BrowseComp-$V^3$: A Visual, Vertical, and Verifiable Benchmark for Multimodal Browsing Agents

Huanyao Zhang,Jiepeng Zhou,Bo Li,Bowen Zhou,Yanzhe Dan,Haishan Lu,Zhiyong Cao,Jiaoyang Chen,Yuqian Han,Zinan Sheng,Zhengwei Tao,Hao Liang,Jialong Wu,Yang Shi,Yuanpeng He,Jiaye Lin,Qintong Zhang,Guochen Yan,Runhao Zhao,Zhengpin Li,Xiaohan Yu,Lang Mei,Chong Chen,Wentao Zhang,Bin Cui

Multimodal large language models (MLLMs), equipped with increasingly advanced planning and tool-use capabilities, are evolving into autonomous agents capable of performing multimodal web browsing and deep search in open-world environments. However, existing benchmarks for multimodal browsing remain limited in task complexity, evidence accessibility, and evaluation granularity, hindering comprehensive and reproducible assessments of deep search capabilities. To address these limitations, we introduce BrowseComp-$V^3$, a novel benchmark consisting of 300 carefully curated and challenging questions spanning diverse domains. The benchmark emphasizes deep, multi-level, and cross-modal multi-hop reasoning, where critical evidence is interleaved across textual and visual modalities within and across web pages. All supporting evidence is strictly required to be publicly searchable, ensuring fairness and reproducibility. Beyond final-answer accuracy, we incorporate an expert-validated, subgoal-driven process evaluation mechanism that enables fine-grained analysis of intermediate reasoning behaviors and systematic characterization of capability boundaries. In addition, we propose OmniSeeker, a unified multimodal browsing agent framework integrating diverse web search and visual perception tools. Comprehensive experiments demonstrate that even state-of-the-art models achieve only 36% accuracy on our benchmark, revealing critical bottlenecks in multimodal information integration and fine-grained perception. Our results highlight a fundamental gap between current model capabilities and robust multimodal deep search in real-world settings.

翻译：多模态大语言模型（MLLMs）凭借日益先进的规划与工具使用能力，正逐步演化为能够在开放世界环境中执行多模态网页浏览与深度搜索的自主代理。然而，现有的多模态浏览基准在任务复杂性、证据可获取性及评估粒度方面仍存在局限，阻碍了对深度搜索能力进行全面且可复现的评估。
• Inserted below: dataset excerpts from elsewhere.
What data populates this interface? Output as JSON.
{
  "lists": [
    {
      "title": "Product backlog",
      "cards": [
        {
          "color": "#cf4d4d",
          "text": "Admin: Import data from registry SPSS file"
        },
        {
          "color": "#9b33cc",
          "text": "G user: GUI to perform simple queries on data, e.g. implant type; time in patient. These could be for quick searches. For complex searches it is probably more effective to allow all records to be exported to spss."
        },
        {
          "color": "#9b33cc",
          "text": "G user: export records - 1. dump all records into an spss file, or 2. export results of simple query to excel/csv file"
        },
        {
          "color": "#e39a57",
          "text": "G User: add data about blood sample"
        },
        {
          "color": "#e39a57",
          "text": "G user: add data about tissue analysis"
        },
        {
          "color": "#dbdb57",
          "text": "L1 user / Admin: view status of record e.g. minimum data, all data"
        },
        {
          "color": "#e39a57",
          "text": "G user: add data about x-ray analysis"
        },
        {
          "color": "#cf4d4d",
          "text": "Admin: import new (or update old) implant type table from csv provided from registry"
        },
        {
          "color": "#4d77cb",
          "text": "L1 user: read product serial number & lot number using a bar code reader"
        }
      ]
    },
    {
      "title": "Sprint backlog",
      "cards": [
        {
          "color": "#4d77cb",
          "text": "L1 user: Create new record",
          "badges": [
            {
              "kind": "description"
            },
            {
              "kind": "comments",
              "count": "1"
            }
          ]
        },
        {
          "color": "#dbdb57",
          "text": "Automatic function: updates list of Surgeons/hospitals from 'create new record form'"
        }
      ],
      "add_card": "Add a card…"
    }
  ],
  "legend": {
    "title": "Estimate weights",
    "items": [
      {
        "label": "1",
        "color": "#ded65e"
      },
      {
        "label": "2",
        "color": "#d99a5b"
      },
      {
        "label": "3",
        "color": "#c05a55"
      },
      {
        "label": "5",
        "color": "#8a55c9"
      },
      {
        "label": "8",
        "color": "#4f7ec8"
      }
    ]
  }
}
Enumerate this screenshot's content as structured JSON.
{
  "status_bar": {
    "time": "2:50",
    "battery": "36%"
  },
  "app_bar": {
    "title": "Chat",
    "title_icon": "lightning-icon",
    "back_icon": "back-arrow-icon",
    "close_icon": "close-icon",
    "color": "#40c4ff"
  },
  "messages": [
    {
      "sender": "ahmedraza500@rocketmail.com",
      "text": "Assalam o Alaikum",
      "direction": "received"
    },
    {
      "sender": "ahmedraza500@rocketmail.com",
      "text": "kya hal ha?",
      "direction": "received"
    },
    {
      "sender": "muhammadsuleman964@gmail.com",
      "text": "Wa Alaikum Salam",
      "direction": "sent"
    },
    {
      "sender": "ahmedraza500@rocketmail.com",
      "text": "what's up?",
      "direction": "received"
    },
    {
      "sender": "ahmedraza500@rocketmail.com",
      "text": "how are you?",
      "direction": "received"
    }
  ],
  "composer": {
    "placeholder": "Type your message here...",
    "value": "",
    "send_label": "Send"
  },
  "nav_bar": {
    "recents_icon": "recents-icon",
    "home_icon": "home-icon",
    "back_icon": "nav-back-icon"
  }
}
为应对这些局限，我们提出了BrowseComp-$V^3$，这是一个包含300个精心策划且具有挑战性问题的全新基准，覆盖多个领域。该基准强调深度、多层次及跨模态的多跳推理，其中关键证据在网页内部及跨网页的文本与视觉模态间交织分布。所有支撑证据均严格要求可公开检索，以确保公平性与可复现性。除最终答案准确性外，我们引入了经专家验证的、基于子目标驱动的过程评估机制，支持对中间推理行为进行细粒度分析，并系统刻画能力边界。此外，我们提出了OmniSeeker，一个集成了多样化网络搜索与视觉感知工具的统一多模态浏览代理框架。综合实验表明，即使最先进的模型在我们的基准上也仅达到36%的准确率，揭示了多模态信息整合与细粒度感知方面的关键瓶颈。我们的结果凸显了当前模型能力与真实场景中稳健的多模态深度搜索之间存在根本性差距。